Reader writes "OSNews has the first in-depth review of Sun's Java Desktop System based on the final code. The article discusses the good (stability, Star Office 7, good Java integration) and the bad (no KDE, buggy RealTek driver, shaky Samba) and it includes a number of screenshots. It seems that Sun has put all its attention on Gnome and while this is good for cosistency across their desktop (some of their Java apps use the native GTK+ themeing), it also limits its users from an out-of-the-box KDE and its thousands of apps choice."

3 of 377 comments (clear)

  1. SuSE? Yast? by TrekCycling · · Score: 5, Insightful

    What a weird-ass system. What the heck does grafting Java images into SuSE's Yast and a bastardized Gnome 2.4/2.2 have to do with a "Java Desktop"?

  2. Regarding lack of KDE by V.+Mole · · Score: 5, Insightful

    ...while this is good for cosistency across their desktop [...] it also limits its users from an out-of-the-box KDE and its thousands of apps choice.

    And that's a Good Thing(tm).

    Now, before you flame me, that's absolutely NOT intended as a anti-KDE comment. It's simply that the Sun Java Desktop is not intended for hobbyists who are going to be installing random applications. It's intended to be used by organizations who will install it on everybody's machine (or a central server, or whatever), and that's it. Everybody's got the same stuff, and uses the same tools. Anything else is a support nightmare for a large organization, and eventually for Sun.

  3. Re:Wrong market by RevMike · · Score: 5, Insightful
    The corporate desktop is not a place to be giving the user thousands of applications from which to choose. Nor even alternate desktops. It's about giving them the tools they need to do the job. Locked down, so the user can't tinker with it and screw things up. Including KDE would have been a terrible choice, no matter which side of the KDE/GNOME divide you fall. Sun need to provice accessiblity. GNOME gives that, and KDE doesn't (yet). So they have to ship GNOME. So their choices are to either ship GNOME or to ship both. For the corporate market, they definitely made the right decision on that score.
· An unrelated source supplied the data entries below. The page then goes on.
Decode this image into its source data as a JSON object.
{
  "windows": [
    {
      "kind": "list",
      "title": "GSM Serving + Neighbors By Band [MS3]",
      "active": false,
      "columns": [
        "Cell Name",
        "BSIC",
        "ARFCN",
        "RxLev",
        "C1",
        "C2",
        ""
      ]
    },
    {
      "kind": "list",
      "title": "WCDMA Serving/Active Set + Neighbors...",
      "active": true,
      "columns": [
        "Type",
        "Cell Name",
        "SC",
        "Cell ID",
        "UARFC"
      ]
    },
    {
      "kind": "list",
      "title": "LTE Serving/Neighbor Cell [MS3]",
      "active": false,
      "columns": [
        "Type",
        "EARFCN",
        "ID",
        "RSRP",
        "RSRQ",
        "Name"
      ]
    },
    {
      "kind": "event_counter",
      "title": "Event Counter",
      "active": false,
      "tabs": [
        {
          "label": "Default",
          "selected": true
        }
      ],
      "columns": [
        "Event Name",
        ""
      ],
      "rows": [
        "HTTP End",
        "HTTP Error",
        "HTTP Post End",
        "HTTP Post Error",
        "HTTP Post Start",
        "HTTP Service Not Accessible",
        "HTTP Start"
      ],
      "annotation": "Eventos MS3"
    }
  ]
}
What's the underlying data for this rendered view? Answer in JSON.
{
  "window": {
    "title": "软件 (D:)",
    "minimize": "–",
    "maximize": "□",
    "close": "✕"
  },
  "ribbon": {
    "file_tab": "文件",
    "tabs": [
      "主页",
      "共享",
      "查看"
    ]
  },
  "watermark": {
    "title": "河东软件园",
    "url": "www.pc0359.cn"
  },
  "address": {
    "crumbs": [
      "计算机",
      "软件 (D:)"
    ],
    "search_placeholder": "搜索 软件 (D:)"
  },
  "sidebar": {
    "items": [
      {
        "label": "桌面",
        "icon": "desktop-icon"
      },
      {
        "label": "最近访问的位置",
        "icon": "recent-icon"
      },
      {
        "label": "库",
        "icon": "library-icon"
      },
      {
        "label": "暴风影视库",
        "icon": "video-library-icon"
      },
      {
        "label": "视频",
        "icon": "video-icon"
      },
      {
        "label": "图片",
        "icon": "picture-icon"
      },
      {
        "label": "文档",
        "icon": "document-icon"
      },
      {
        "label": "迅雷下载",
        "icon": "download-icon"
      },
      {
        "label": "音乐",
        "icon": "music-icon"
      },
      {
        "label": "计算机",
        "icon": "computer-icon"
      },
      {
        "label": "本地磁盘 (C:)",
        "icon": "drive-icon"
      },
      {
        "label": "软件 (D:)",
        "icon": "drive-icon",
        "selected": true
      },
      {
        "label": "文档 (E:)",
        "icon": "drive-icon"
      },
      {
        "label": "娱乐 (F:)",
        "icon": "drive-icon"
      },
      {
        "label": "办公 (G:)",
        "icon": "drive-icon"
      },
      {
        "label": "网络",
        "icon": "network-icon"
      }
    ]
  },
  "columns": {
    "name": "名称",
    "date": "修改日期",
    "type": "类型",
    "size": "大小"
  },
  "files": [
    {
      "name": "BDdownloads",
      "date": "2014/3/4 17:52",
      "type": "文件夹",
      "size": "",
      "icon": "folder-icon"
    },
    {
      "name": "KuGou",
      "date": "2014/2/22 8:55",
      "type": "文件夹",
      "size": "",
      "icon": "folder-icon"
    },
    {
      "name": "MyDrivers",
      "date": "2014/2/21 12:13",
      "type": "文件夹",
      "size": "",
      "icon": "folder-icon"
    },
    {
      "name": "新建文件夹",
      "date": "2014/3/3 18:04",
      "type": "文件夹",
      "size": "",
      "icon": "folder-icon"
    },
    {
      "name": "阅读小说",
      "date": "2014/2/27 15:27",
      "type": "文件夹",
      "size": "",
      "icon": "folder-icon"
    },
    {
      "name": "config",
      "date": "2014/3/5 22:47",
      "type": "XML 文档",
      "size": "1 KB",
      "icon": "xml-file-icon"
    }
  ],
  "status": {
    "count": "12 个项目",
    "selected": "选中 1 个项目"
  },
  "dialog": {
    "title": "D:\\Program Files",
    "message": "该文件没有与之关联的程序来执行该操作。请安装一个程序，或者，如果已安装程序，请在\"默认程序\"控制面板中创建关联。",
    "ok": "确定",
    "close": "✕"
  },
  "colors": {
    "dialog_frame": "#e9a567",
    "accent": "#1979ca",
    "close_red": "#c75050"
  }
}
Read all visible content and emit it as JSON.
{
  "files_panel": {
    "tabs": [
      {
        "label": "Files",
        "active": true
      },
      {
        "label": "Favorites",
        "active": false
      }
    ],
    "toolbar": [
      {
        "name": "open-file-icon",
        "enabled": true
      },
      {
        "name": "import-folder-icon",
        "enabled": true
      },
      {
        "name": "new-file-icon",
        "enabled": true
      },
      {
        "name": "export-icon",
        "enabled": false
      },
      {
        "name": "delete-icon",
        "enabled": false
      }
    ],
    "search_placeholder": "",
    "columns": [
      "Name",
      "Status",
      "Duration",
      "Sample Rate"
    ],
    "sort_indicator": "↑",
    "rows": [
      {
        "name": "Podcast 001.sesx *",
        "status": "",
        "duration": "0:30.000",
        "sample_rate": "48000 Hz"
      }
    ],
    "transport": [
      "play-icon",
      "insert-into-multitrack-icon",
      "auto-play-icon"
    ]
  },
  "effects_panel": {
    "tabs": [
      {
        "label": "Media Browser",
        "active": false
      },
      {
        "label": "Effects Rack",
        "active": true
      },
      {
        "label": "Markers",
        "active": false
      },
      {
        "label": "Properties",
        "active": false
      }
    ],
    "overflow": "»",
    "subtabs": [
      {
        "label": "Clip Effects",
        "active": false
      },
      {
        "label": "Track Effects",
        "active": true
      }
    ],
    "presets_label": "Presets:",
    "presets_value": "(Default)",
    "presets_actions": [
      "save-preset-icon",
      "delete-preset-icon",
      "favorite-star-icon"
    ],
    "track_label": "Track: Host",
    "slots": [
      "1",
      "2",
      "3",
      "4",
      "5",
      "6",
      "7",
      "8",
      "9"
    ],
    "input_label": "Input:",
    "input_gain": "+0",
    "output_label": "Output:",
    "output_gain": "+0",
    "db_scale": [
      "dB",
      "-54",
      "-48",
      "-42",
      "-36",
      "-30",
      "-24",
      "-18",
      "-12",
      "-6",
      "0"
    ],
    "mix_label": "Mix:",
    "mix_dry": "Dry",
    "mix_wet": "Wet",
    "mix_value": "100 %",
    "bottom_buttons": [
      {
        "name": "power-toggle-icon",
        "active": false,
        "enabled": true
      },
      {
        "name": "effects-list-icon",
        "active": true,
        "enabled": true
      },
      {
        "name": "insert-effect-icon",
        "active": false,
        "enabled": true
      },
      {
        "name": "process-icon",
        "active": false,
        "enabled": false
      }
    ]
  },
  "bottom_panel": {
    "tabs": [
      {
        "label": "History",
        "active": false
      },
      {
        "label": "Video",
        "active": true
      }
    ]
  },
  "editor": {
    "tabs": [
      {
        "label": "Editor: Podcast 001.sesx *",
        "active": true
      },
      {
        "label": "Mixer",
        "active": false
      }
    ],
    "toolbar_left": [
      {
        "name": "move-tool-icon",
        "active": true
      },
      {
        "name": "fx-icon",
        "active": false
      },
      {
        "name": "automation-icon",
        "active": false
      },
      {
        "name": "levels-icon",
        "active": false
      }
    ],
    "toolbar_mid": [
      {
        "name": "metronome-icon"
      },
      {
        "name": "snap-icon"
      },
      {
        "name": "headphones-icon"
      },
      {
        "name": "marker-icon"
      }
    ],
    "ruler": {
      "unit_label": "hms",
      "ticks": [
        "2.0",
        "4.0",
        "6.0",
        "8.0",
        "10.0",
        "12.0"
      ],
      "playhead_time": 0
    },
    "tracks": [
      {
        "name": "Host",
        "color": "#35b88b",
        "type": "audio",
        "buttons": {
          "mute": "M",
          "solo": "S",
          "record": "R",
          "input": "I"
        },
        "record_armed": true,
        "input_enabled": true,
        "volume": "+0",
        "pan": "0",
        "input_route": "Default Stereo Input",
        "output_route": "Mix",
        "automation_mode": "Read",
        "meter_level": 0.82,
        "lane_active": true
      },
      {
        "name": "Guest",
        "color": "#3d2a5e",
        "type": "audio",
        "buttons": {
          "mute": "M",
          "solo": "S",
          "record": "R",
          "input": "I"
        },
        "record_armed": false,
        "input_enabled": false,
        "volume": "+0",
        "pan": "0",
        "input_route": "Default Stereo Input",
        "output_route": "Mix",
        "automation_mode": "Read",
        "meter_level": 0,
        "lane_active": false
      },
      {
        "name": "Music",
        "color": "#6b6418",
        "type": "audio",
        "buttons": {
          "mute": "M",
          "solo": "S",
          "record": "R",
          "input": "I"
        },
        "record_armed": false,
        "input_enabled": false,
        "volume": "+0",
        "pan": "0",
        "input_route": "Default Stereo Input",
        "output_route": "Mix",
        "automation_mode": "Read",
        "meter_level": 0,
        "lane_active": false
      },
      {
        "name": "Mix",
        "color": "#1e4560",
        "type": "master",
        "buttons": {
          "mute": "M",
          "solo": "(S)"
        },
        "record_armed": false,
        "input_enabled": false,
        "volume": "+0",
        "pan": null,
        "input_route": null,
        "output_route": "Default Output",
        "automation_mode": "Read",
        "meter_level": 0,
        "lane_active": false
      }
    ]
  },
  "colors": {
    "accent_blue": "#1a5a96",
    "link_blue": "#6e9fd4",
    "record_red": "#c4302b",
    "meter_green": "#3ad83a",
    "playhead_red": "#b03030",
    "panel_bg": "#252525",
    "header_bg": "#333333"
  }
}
    You are absolutely right. A corporate desktop is a support nightmare if it isn't locked down and standardized. It would have been nice if Sun provided recent copies of the KDE toolkit, however. It is likely that some corporation is going to deicde that they need a particular KDE app, and the sysadmin will then need to figure out how to deploy the toolkit and the app to thousands of machines without breaking any dependancies.

    Please note that I am not arguing that the corporate user be able to run a KDE desktop/window manager. The corporate masters get the right to set the internal standards.